Le Jardin des Sept Crépuscules – Miquel de Palol
Le Jardin des Sept Crépuscules, énorme roman de mille pages et quelques, est en réalité une trilogie, précédemment parue en plusieurs livres chez Zulma, qui a décidé de rééditer le tout début octobre en un seul volume, à l’occasion de la parution du troisième tome – si je ne me trompe pas.
Cela revient à faire un sacrément gros morceau à avaler, et à transbahuter dans son sac. Le récit du Jardin des Sept Crépuscules, dense et touffu, est à l’image du pavé physique : des descriptions, des intrigues aussi fines que les pages du livre, et dont les méandres livrent des relents de fantaisie, de thriller, de grivoiserie… qui finissent par donner son poids de mots au livre. On s’y perd, avec volupté ou avec confusion, au choix.
Le postulat de départ est le suivant : suite à une attaque nucléaire sur Barcelone lançant la Troisième guerre mondiale, le narrateur et quelques personnes de la haute société de Barcelone se réfugient, grâce à son propriétaire, protecteur apparemment désintéressé, à l’Avalon, château isolé dans les montagnes, fortifié et invraisemblablement luxueux. Ils y passent le temps en se racontant des histoires pendant sept jours et sept nuits, qui éclairent peu à peu le lecteur sur les dessous du chaos environnant.
Rapidement, on éprouve un sentiment de malaise et de flou insidieux face au déroulement de ces histoires multiples qui partent de la saga de la banque Mir et de son héritière, Lluisa Cros. La succession des narrateurs, l’imbrication de plusieurs récits les uns dans les autres, comme autant de parenthèses ouvertes jusqu’à ce qu’on ne sache plus laquelle fermer en premier, et les détours interminables des histoires relatées elles mêmes, concourent à créer devant nos yeux de lecteurs un roman très complexe et recherché, à clefs et à intrigues en tiroir, équivalent littéraire des splendeurs, des circonvolutions et des extravagances du château d’Avalon.
Ils créent également une atmosphère de confusion orchestrée, comme si le récit se faisait manipulateur du lecteur. Les mêmes protagonistes réapparaissent, souvent avec des noms d’emprunt, d’histoire en histoire et de narrateur en narrateur, chacun d’entre eux donnant une version différente de la réalité. Et le narrateur premier , en soulignant le regard fourbe ou l’air innocent (et donc présumé faux) de tel ou tel personnage, nous fait également douter des intentions des autres narrateurs.
Cette remise en cause perpétuelle de la sincérité des personnages et de la véracité des histoires nous renvoie, en miroir, à notre propre position de lecteur vis-à-vis du récit, de ce dispositif : à quel personnage, à quel récit prêter foi ? et pourquoi ? Pourquoi les écouter, d’ailleurs, s’ils sont tous biaisés ?

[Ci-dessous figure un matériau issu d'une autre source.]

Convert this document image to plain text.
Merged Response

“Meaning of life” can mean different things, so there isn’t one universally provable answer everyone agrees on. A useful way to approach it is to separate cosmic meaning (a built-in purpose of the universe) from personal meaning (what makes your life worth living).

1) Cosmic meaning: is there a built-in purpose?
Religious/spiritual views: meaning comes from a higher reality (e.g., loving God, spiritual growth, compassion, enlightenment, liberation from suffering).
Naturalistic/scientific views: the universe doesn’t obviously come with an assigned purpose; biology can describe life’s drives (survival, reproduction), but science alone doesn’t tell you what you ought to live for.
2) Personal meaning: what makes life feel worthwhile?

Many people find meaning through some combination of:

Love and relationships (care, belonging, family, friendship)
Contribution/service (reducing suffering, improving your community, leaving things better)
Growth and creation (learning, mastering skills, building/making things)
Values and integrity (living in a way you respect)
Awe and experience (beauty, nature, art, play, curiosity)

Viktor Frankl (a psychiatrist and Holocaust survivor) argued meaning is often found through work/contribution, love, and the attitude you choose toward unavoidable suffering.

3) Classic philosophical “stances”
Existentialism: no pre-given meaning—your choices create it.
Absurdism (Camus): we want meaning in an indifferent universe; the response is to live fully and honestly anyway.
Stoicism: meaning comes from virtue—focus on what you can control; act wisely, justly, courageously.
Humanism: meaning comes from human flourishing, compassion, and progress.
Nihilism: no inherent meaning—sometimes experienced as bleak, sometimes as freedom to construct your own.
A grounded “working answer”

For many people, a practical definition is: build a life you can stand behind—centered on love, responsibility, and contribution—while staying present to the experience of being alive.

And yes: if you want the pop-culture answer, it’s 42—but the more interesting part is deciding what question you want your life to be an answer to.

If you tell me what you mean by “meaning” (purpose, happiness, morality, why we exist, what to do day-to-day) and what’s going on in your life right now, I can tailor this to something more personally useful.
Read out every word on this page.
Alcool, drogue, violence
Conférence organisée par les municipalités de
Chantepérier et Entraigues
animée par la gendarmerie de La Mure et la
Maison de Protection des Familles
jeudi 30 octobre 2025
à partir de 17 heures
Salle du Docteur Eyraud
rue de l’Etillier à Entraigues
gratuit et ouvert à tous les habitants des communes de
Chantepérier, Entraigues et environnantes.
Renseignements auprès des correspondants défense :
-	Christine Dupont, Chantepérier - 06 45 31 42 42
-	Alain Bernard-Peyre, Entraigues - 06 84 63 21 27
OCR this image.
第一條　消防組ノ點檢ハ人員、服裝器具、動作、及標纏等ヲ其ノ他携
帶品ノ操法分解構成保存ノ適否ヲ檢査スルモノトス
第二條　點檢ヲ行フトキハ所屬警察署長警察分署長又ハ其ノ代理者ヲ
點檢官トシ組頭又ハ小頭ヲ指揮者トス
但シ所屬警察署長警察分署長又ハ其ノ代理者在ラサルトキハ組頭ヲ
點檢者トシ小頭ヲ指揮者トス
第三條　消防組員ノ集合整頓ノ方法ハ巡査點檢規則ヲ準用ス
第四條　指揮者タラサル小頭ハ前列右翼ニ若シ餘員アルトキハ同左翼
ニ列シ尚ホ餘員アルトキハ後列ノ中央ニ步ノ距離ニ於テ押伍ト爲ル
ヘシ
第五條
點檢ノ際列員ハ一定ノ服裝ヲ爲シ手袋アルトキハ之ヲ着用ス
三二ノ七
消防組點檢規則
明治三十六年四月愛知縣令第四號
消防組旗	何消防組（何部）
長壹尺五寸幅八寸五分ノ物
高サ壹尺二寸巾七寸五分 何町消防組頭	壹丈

Le Jardin des Sept Crépuscules fonctionne sur le principe de cette mise en miroir et de ce piège de la fiction. Les personnages sont pris dans l’engrenage d’écouter et de raconter des histoires, le lecteur dans celui de les lire toutes. Comme les personnages, le lecteur réalise qu’il est mû par un double ressort : le plaisir d’écouter les histoires et la suspicion à l’égard de leur véracité et des intentions du narrateur, qui le pousse à décortiquer chaque histoire et tenter d’y trouver une cohérence, une véracité à laquelle il veut croire, mais qui ne peut pas exister, puisqu’il s’agit d’une histoire montée de toutes pièces, qu’il a acceptée comme telle, choisi de croire, par une suspension volontaire de son incrédulité comme on l’appelle en narratologie, c’est-à-dire une opération mentale consistant à mettre de côté son scepticisme durant sa lecture du récit fictionnel. Cette opération est essentielle, car sans elle, il est impossible d’entrer dans le récit et de se laisser porter par l’histoire, donc d’entrer dans son univers et d’y prendre du plaisir. Le lecteur est donc pris au piège de son propre statut, inextricablement emmêlé dans les enchâssements du récit, et la volonté de comprendre où va déboucher ce piège, sans en avoir la moindre idée.
Cela aboutit à l’idée que la réalité, notre réalité concrète, notre vie telle que nous la vivons, nos croyances, nos principes, ne serait qu’une question de point de vue, le nôtre, qui serait biaisé car subjectif, et surtout imaginaire ; et qu’elle serait perpétuellement englobée, modifiée, déformée, par l’imaginaire de quelqu’un d’autre dans lequel elle évoluerait tout entière. Ce quelqu’un d’autre pouvant être une personne que nous croisons régulièrement, comme l’un des personnages du livre, ou un démiurge inconnu et aux intentions peut-être douteuses, comme l’auteur du livre. Perspective qui sera réjouissante ou inquiétante aux yeux du lecteur, c’est selon. Le Jardin des Sept Crépuscules a en tout cas le mérite d’être stylistiquement à la hauteur de ses ambitions et de relever le défi qu’il s’est donné : créer un univers qui fera douter le lecteur de sa propre réalité !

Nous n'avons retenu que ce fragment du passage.